Saturday, September 28, 2013

Accused Arsonist Leaves Jail / Attorney Files For New Trial Location

Story and Photo by Linda Cicoira
Toting a clear plastic bag of books and papers and dressed in the T-shirt, rolled-up green pants and large white hoop earrings she was wearing on the night she was arrested in April, Tonya Susan 
Bundick was released from Accomack Jail Monday after being incarcerated for more than 5½ months.

In an effort to avoid members of the press, two county deputies escorted the accused arsonist out the side door and then drove her to the magistrate’s office around the corner. There she signed bond documents and was set free until her trial in November.
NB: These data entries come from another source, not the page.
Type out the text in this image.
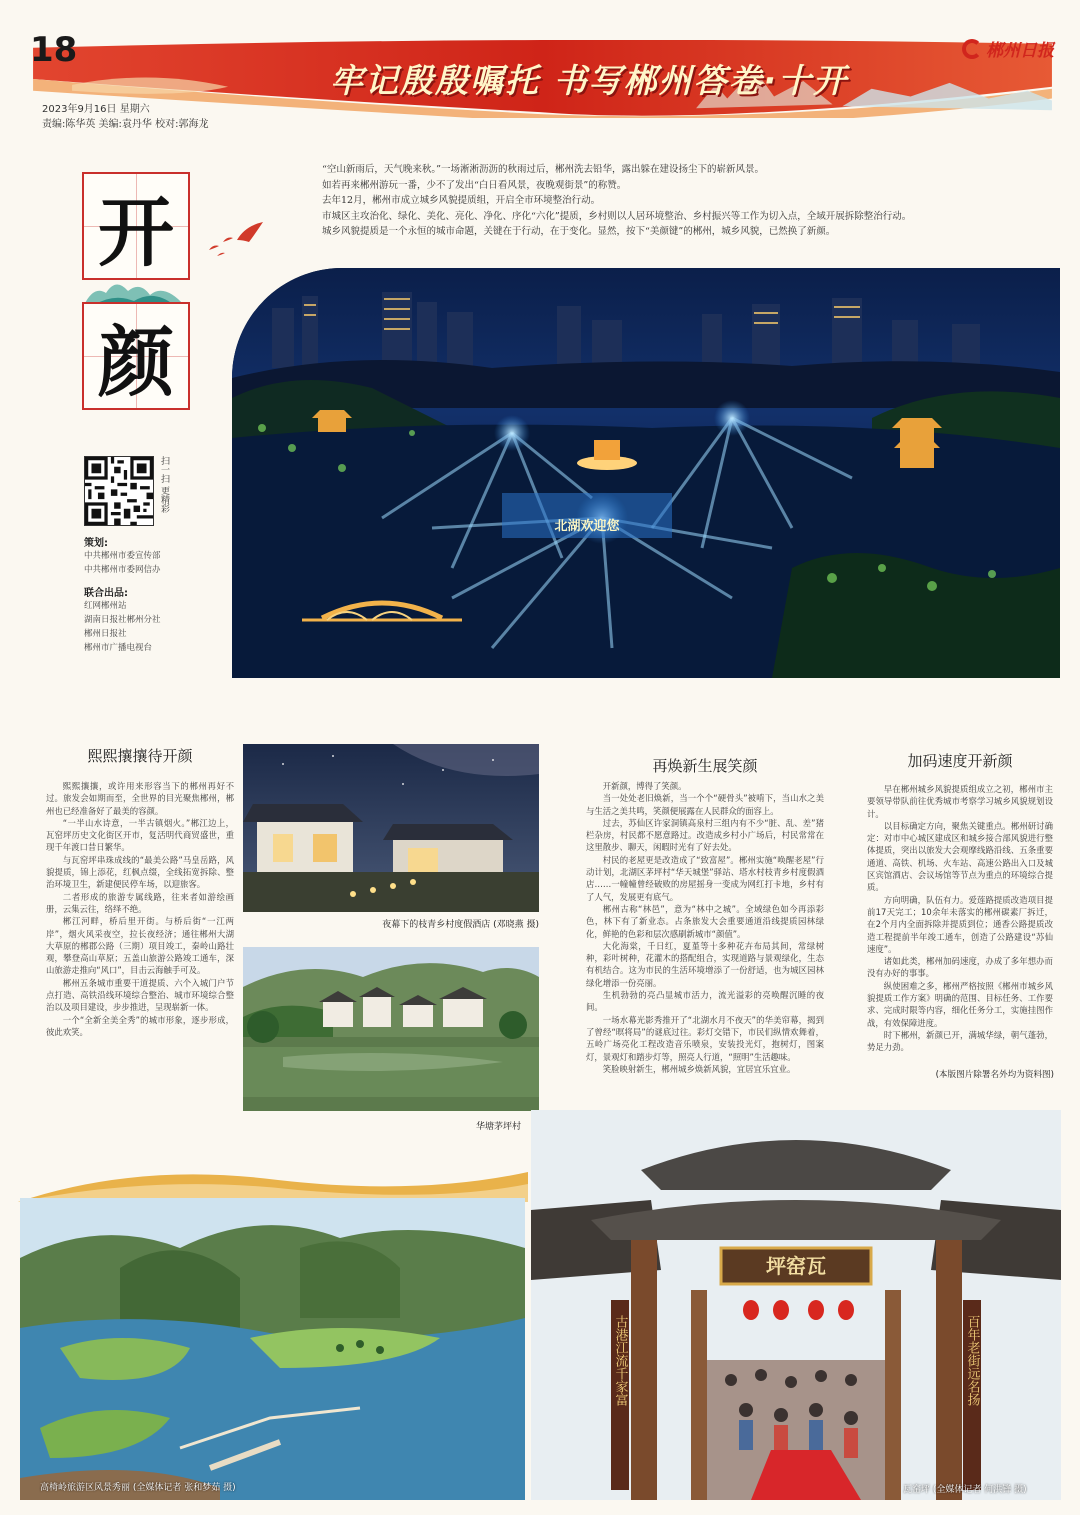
18
牢记殷殷嘱托 书写郴州答卷·十开
郴州日报
2023年9月16日 星期六
责编:陈华英 美编:袁丹华 校对:郭海龙
开
颜
扫一扫 更精彩
策划:
中共郴州市委宣传部
中共郴州市委网信办
联合出品:
红网郴州站
湖南日报社郴州分社
郴州日报社
郴州市广播电视台

“空山新雨后，天气晚来秋。”一场淅淅沥沥的秋雨过后，郴州洗去铅华，露出躲在建设扬尘下的崭新风景。

如若再来郴州游玩一番，少不了发出“白日看风景，夜晚观街景”的称赞。

去年12月，郴州市成立城乡风貌提质组，开启全市环境整治行动。

市城区主攻治化、绿化、美化、亮化、净化、序化“六化”提质，乡村则以人居环境整治、乡村振兴等工作为切入点，全域开展拆除整治行动。

城乡风貌提质是一个永恒的城市命题，关键在于行动，在于变化。显然，按下“美颜键”的郴州，城乡风貌，已然换了新颜。

北湖欢迎您
夜幕下的枝青乡村度假酒店 (邓晓燕 摄)
华塘茅坪村
熙熙攘攘待开颜

熙熙攘攘，或许用来形容当下的郴州再好不过。旅发会如期而至，全世界的目光聚焦郴州，郴州也已经准备好了最美的容颜。

“一半山水诗意，一半古镇烟火。”郴江边上，瓦窑坪历史文化街区开市，复活明代商贸盛世，重现千年渡口昔日繁华。

与瓦窑坪串珠成线的“最美公路”马皇岳路，风貌提质，锦上添花，红枫点缀，全线拓宽拆除、整治环境卫生，新建便民停车场，以迎旅客。

二者形成的旅游专属线路，往来者如游绘画册，云集云往，络绎不绝。

郴江河畔，桥后里开街。与桥后街“一江两岸”，烟火风采夜空，拉长夜经济；通往郴州大湖大草原的郴郡公路（三期）项目竣工，秦岭山路壮观，攀登高山草原；五盖山旅游公路竣工通车，深山旅游走推向“风口”，目击云海触手可及。

郴州五条城市重要干道提质、六个入城门户节点打造、高铁沿线环境综合整治、城市环境综合整治以及项目建设，步步推进，呈现崭新一体。

一个“全新全美全秀”的城市形象，逐步形成，彼此欢笑。

再焕新生展笑颜

开新颜，博得了笑颜。

当一处处老旧焕新，当一个个“硬骨头”被啃下，当山水之美与生活之美共鸣，笑颜便展露在人民群众的面容上。

过去，苏仙区许家洞镇高泉村三组内有不少“脏、乱、差”猪栏杂房，村民都不愿意路过。改造成乡村小广场后，村民常常在这里散步、聊天，闲暇时光有了好去处。

村民的老屋更是改造成了“致富屋”。郴州实施“唤醒老屋”行动计划，北湖区茅坪村“华天城堡”驿站、塔水村枝青乡村度假酒店……一幢幢曾经破败的房屋摇身一变成为网红打卡地，乡村有了人气，发展更有底气。

郴州古称“林邑”，意为“林中之城”。全域绿色如今再添彩色，林下有了新业态。占条旅发大会重要通道沿线提质园林绿化，鲜艳的色彩和层次感刷新城市“颜值”。

大化海棠，千日红，夏堇等十多种花卉布局其间，常绿树种，彩叶树种，花灌木的搭配组合，实现道路与景观绿化，生态有机结合。这为市民的生活环境增添了一份舒适，也为城区园林绿化增添一份亮丽。

生机勃勃的亮凸显城市活力，流光溢彩的亮唤醒沉睡的夜间。

一场水幕光影秀推开了“北湖水月不夜天”的华美帘幕，揭到了曾经“暝将局”的谜底过往。彩灯交错下，市民们纵情欢舞着，五岭广场亮化工程改造音乐喷泉，安装投光灯，抱树灯，图案灯，景观灯和踏步灯等，照亮人行道，“照明”生活趣味。

笑脸映射新生，郴州城乡焕新风貌，宜居宜乐宜业。

加码速度开新颜

早在郴州城乡风貌提质组成立之初，郴州市主要领导带队前往优秀城市考察学习城乡风貌规划设计。

以目标确定方向，聚焦关键重点。郴州研讨确定：对市中心城区建成区和城乡接合部风貌进行整体提质，突出以旅发大会观摩线路沿线、五条重要通道、高铁、机场、火车站、高速公路出入口及城区宾馆酒店、会议场馆等节点为重点的环境综合提质。

方向明确，队伍有力。爱莲路提质改造项目提前17天完工；10余年未落实的郴州碳素厂拆迁，在2个月内全面拆除并提质到位；通香公路提质改造工程提前半年竣工通车，创造了公路建设“苏仙速度”。

诸如此类，郴州加码速度，办成了多年想办而没有办好的事事。

纵使困难之多，郴州严格按照《郴州市城乡风貌提质工作方案》明确的范围、目标任务、工作要求、完成时限等内容，细化任务分工，实施挂图作战，有效保障进度。

时下郴州，新颜已开，满城华绿，朝气蓬勃，势足力劲。

(本版图片除署名外均为资料图)
高椅岭旅游区风景秀丽 (全媒体记者 张和梦茹 摄)
坪窑瓦
古港江流千家富	百年老街远名扬
瓦窑坪 (全媒体记者 何洪锋 摄)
Eastern Shore Bail Bonds of Accomac posted the $30,000 needed for her get-out-of-jail card. Five weeks ago, Judge Glen A. Tyler set the amount. Before that Bundick was held without bond. Defense lawyer Shannon Dunham of Eastville brought the required $3,000 (10 percent) to the company Monday morning. 

“Due to confidentially reasons, I cannot disclose” who came up with the funds, said Michael Allen, an owner of the bond business. 

The 40-year-old Hopeton woman’s name is now a household word as allegations and photos of her and her fiancĂ©, Charles Robert Smith, 38, were published by news agencies around the globe. 

Bundick is facing counts of arson and conspiracy. Smith, who is still being held in jail with bond denied, was indicted on 68 counts of arson and conspiracy.

Dunham filed a motion last week asking Tyler for a change of venue, the legal term for moving a trial to a new location. Tyler will hear arguments on the motion Oct. 1.

Meanwhile, Carl Bundick, who represents Smith, also known as Charlie Applegate, asked that the court suppress “all evidentiary matters and items seized by the government during a warrant-less seizure and search of” Smith and the vehicle the couple were in when they were arrested on April 1.

The lawyer is arguing that the seizures violated Smith’s “fourth, fifth and sixth amendment rights of the Constitution of the United States.” 

“No probable cause and/or … existed after such initial seizure,” Carl Bundick wrote. “No voluntary consent existed for such seizure or search.”The lawyer says Smith was not given a “Miranda 
warning … in this case.” 

Nearly 80 arsons were reported in Accomack from November 2012 to April 2013. Smith confessed to setting a majority of the blazes, according to court documents. He told police Tonya Bundick set 15 blazes.